A NORTH Somerset GP practice has been fined almost £1,000 after separating a man from his assistance dog.

The man, known as Mr U, arrived at the GP practice for his second Covid jab on May 7, 2021, but staff separated him from his assistance dog before allowing him to enter, leaving him feeling humiliated and emotionally distressed.

Now, the Parliamentary and Health Service Ombudsman has told the practice to pay Mr U £950.

Assistance dogs are trained and qualified to assist people with a specific disability.

People with an assistance dog have a legal right to have them with them, even in spaces where other dogs are not allowed.

Mr U arrived at the practice for his vaccination with his assistance dog tied to his wheelchair, an ombudsman report published on December 19 said.

Mr U said practice staff called for their manager after he said the dog was a qualified assistance dog who he was going to take in with him, and the manager then “inappropriately” questioned him about how the dog provided assistance in full view of other members of the public.

Mr U said he did not have the opportunity to explain his legal right and felt he had no choice but to give in.

Practice staff then removed his dog’s lead from the wheelchair without asking and walked him to the door with the lead in the manager’s hand.

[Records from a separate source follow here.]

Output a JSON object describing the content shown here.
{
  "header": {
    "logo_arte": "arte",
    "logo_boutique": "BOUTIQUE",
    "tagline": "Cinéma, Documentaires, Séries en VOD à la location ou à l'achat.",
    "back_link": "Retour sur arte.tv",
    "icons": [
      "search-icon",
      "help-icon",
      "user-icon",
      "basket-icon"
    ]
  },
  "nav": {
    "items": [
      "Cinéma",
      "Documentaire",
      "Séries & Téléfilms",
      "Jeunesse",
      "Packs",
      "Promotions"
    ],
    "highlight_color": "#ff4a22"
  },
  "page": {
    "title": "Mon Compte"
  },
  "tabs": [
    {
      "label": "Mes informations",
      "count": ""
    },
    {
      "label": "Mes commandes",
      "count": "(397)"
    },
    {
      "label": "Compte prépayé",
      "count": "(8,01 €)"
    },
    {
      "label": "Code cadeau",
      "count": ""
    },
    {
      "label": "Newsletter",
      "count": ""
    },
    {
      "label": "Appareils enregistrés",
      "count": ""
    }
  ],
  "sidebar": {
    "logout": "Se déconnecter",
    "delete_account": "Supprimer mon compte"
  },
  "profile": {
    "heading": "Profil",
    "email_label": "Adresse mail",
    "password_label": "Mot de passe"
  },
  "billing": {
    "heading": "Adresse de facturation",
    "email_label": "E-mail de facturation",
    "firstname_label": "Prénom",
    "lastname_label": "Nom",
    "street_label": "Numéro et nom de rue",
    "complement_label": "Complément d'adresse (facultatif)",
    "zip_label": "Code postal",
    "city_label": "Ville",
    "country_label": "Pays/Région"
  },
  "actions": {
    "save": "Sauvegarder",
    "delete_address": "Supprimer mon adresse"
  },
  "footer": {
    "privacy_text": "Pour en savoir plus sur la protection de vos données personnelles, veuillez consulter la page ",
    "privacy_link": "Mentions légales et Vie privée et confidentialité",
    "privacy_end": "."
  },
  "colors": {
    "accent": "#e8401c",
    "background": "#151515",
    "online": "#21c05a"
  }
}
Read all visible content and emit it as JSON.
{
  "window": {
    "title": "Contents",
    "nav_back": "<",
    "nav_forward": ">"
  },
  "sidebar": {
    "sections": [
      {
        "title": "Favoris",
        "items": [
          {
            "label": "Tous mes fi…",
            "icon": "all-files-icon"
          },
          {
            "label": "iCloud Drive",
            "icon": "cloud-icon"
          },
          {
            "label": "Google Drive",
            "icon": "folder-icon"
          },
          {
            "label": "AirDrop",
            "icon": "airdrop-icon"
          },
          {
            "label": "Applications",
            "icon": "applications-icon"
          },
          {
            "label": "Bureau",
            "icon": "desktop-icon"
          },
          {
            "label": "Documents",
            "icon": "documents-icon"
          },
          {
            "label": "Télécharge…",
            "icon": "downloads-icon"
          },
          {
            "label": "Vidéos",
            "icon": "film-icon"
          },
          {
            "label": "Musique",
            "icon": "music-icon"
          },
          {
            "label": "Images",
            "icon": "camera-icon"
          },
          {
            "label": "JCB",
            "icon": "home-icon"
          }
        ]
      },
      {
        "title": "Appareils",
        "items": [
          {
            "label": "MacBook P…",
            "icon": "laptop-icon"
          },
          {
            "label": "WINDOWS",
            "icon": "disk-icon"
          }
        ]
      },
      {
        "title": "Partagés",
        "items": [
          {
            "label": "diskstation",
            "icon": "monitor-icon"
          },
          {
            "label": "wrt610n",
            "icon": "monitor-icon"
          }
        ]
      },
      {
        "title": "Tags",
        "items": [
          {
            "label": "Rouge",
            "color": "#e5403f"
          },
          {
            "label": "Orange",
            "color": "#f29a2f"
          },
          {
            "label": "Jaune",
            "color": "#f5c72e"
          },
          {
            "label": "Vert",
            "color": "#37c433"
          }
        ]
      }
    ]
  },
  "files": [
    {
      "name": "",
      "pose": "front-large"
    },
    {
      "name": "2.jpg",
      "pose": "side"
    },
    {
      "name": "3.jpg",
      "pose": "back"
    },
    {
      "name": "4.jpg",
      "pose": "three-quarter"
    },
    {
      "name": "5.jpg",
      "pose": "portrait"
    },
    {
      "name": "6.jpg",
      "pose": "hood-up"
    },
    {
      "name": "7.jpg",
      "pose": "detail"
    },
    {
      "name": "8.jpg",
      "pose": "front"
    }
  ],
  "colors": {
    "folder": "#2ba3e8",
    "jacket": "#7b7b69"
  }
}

Mr U said: “I felt my dog was being confiscated.”

The practice manager said the dog did not have a recognisable assistance dog lead, but Mr U said its uniform was hooked on his wheelchair and it had a Canine Partners tag on its lead, which qualifies assistance dogs.

The practice said the decision to separate Mr U and his dog was made in the “perceived best interests” for his safety and access, and said it was “snap decision taken in the midst of an extremely busy Covid vaccination clinic”.

The situation left Mr U feeling betrayed and helpless, and he said his mental health got worse.

In its findings, the ombudsman said: “We accept that the practice says this incident was caused by miscommunication and it did not intentionally discriminate against Mr U.

“But the practice manager was the person in charge that day.

“They knew Mr U was a vulnerable, disabled person and once he explained his dog was an assistance dog, he should have been free to access the building like the rest of the patients that day.

“We accept that Mr U’s communication may not have been clear and he may have seemed to hand the dog over without much objection.

“But, given he is a vulnerable patient, we think it was the practice manager’s responsibility to understand what was going on in this situation. 

“They recognised that Mr U would rather keep the dog with him and we think they missed an opportunity to explore this further and give Mr U a chance to explain himself.”

As well as the £950 fine, the ombudsman also ordered the practice to write to Mr U to acknowledge its mistakes and apologise for their impact.

It also ordered the clinical commissioning group running GP practices in the area (now the Bristol, North Somerset, and South Gloucestershire Integrated Care Board) to write to Mr U to apologise for distress caused by its “poor complaint handling”.